My Run in With the FBI

February 1, 2024 at 10:14 a.m.
Cartoon by Pete D’Amico
Cartoon by Pete D’Amico Pat D'Amico

My grandchildren will never believe that I was once tracked down by the FBI. 

It began on a summer day in the early 70s. I answered the doorbell to find two men in dark suits and skinny ties on my doorstep. The late afternoon sun glinted off of the FBI badges that they thrust under my nose.

“Are you Mrs. D’Amico?” asked Agent No. 1, eyeing me suspiciously.

“I am,” I answered cautiously.

“Is that your car?” asked Agent No. 2, as he scrutinized a red, 1966 Ford convertible in the carport.

“It is.”

“Did you drive it today?”

“I did.”

“When will your husband be home?” demanded Agent No. 1, looking to see if I was starting to squirm.

“In about an hour, and what is this all about?” I finally blurted.

The agents responded in one voice, “We’re not at liberty to say. We’ll be back.”

My eight-year-old son and six-year-old daughter were taking all of this in with eyes like ping-pong balls. I closed the door and assured them that “Mommy” would not be hauled off to prison.

When my husband came home, I hurriedly told him what happened. Good thing, too, because the FBI was back within minutes. I invited them in. They declined. They wanted to talk to my husband, alone, outside.

I glued my ear to the door and when that didn’t work, I stared them down from inside the front window. Two can play that game, I thought. There were gestures toward me and my car. Finally, my husband smiled, sort of, and the agents shifted their demeanor into neutral. Without a word, they turned and left.

“What!” I said when my husband came in the house.

“You were spotted near the Safeway Distribution Center photographing the movement of trains. Some radical group had threatened to plant a bomb and disrupt the food supply.”

“They thought I was going to blow up Safeway?” I asked incredulously.

“Apparently, your long hair fit some kind of a profile and you have been reported more than once at that site. I explained the ‘train thing’ in our family and even offered to show them the N gauge railroad layout in our basement. They seemed satisfied, I think.”

“They just left!” I said. “No apology! How about, ‘We’re sorry we scared the bejeebers out of you?”

I was, indeed, complicit in photographing railroad operations, only the camera was held by an eight-year-old train nut. In fact, we had been hanging around train tracks all over town so he could take pictures and then draw the engines and cars accurately.

We decided this matter needed resolution so we asked out attorney to write a letter to the FBI, vouching for my character and promising I would not blow up Safeway. That, Dear Children, is a promise I have kept to this day.

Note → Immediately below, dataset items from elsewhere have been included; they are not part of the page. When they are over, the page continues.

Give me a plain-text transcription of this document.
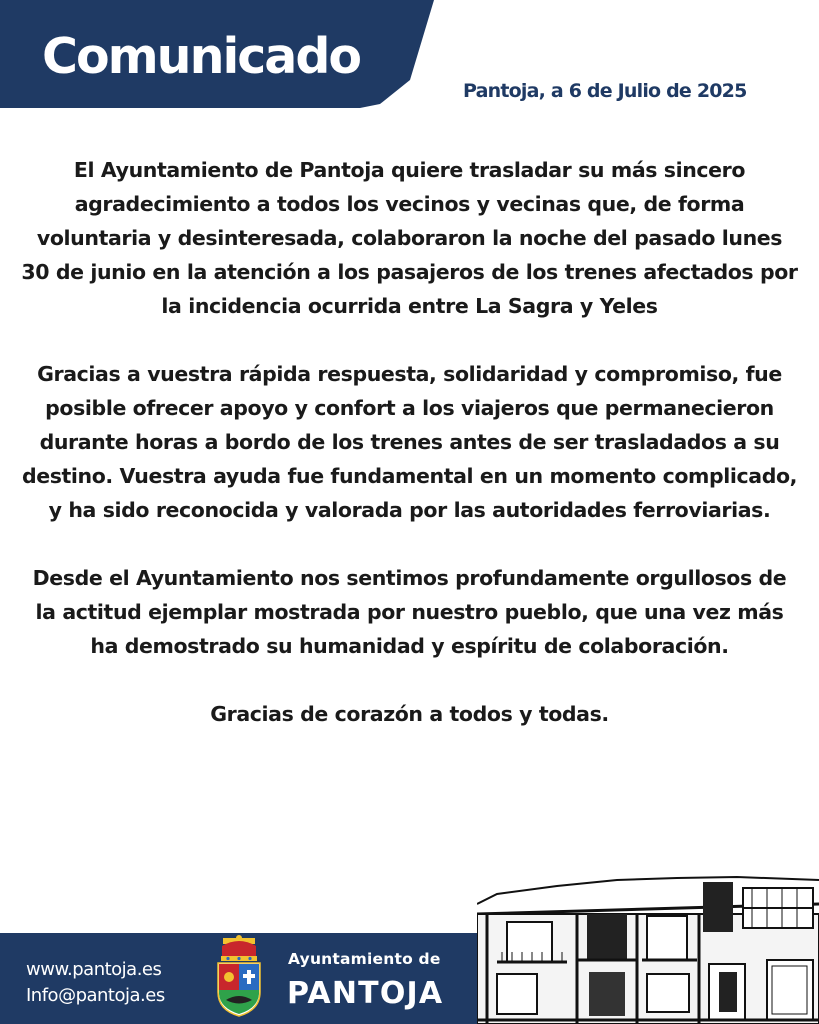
Comunicado
Pantoja, a 6 de Julio de 2025

El Ayuntamiento de Pantoja quiere trasladar su más sincero agradecimiento a todos los vecinos y vecinas que, de forma voluntaria y desinteresada, colaboraron la noche del pasado lunes 30 de junio en la atención a los pasajeros de los trenes afectados por la incidencia ocurrida entre La Sagra y Yeles

Gracias a vuestra rápida respuesta, solidaridad y compromiso, fue posible ofrecer apoyo y confort a los viajeros que permanecieron durante horas a bordo de los trenes antes de ser trasladados a su destino. Vuestra ayuda fue fundamental en un momento complicado, y ha sido reconocida y valorada por las autoridades ferroviarias.

Desde el Ayuntamiento nos sentimos profundamente orgullosos de la actitud ejemplar mostrada por nuestro pueblo, que una vez más ha demostrado su humanidad y espíritu de colaboración.

Gracias de corazón a todos y todas.

www.pantoja.es
Info@pantoja.es
Ayuntamiento de
PANTOJA
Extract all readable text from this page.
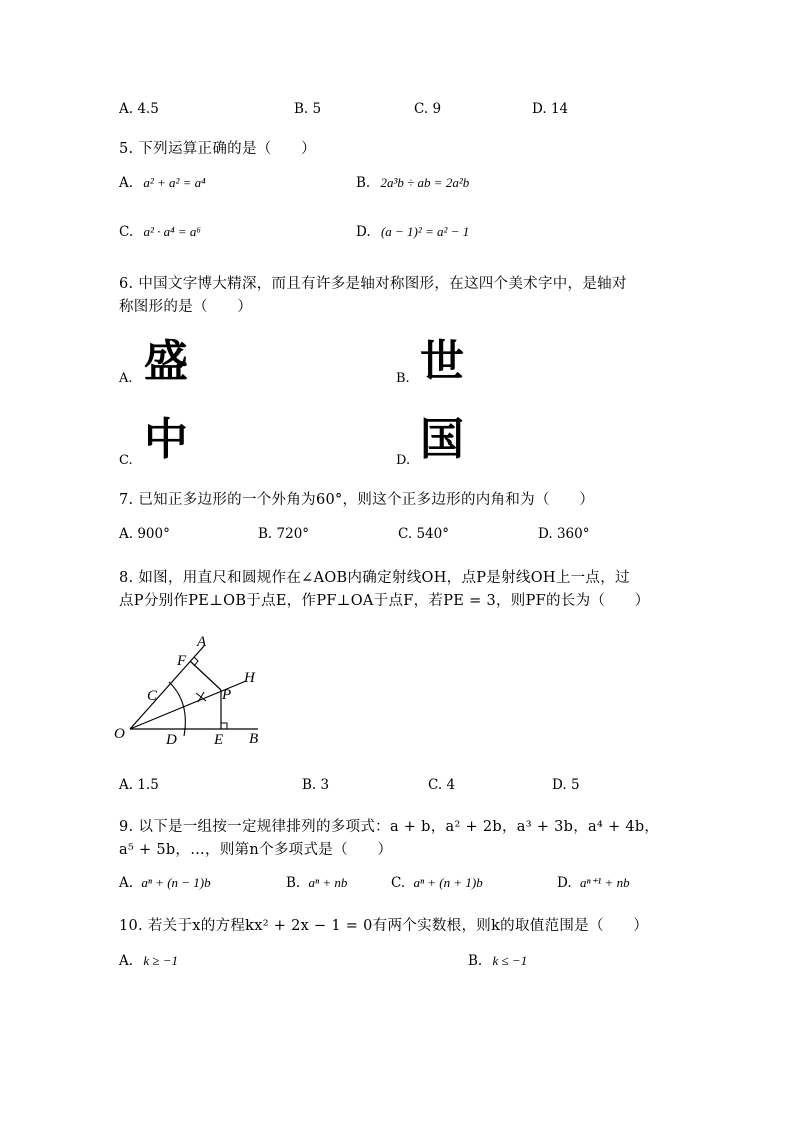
A. 4.5	B. 5	C. 9	D. 14
5. 下列运算正确的是（　　）
A. a² + a² = a⁴	B. 2a³b ÷ ab = 2a²b
C. a² · a⁴ = a⁶	D. (a − 1)² = a² − 1
6. 中国文字博大精深，而且有许多是轴对称图形，在这四个美术字中，是轴对
称图形的是（　　）
A. 盛	B. 世
C. 中	D. 国
7. 已知正多边形的一个外角为60°，则这个正多边形的内角和为（　　）
A. 900°	B. 720°	C. 540°	D. 360°
8. 如图，用直尺和圆规作在∠AOB内确定射线OH，点P是射线OH上一点，过
点P分别作PE⊥OB于点E，作PF⊥OA于点F，若PE = 3，则PF的长为（　　）
O
A
B
C
D E
F
H
P
A. 1.5	B. 3	C. 4	D. 5
9. 以下是一组按一定规律排列的多项式：a + b，a² + 2b，a³ + 3b，a⁴ + 4b，
a⁵ + 5b，…，则第n个多项式是（　　）
A. aⁿ + (n − 1)b	B. aⁿ + nb	C. aⁿ + (n + 1)b	D. aⁿ⁺¹ + nb
10. 若关于x的方程kx² + 2x − 1 = 0有两个实数根，则k的取值范围是（　　）
A. k ≥ −1	B. k ≤ −1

Editor's Note: The 'infamous' Pat D'Amico sent a postscript about this story: "A little snippet of background on the true FBI story:  At the time, I was surprised to learn that the old Eastside Journal had done a small piece on the incident.  They must have had a reporter keeping an eye on the FBI." 

This photo of Pat D’Amico, longtime contributor to Northwest Prime Time, was taken the day of her 70th high school reunion. “I kept my mom’s house in Bellingham and the renters are wonderful. My daughter snapped the picture while I was looking around with great pleasure,” says Pat.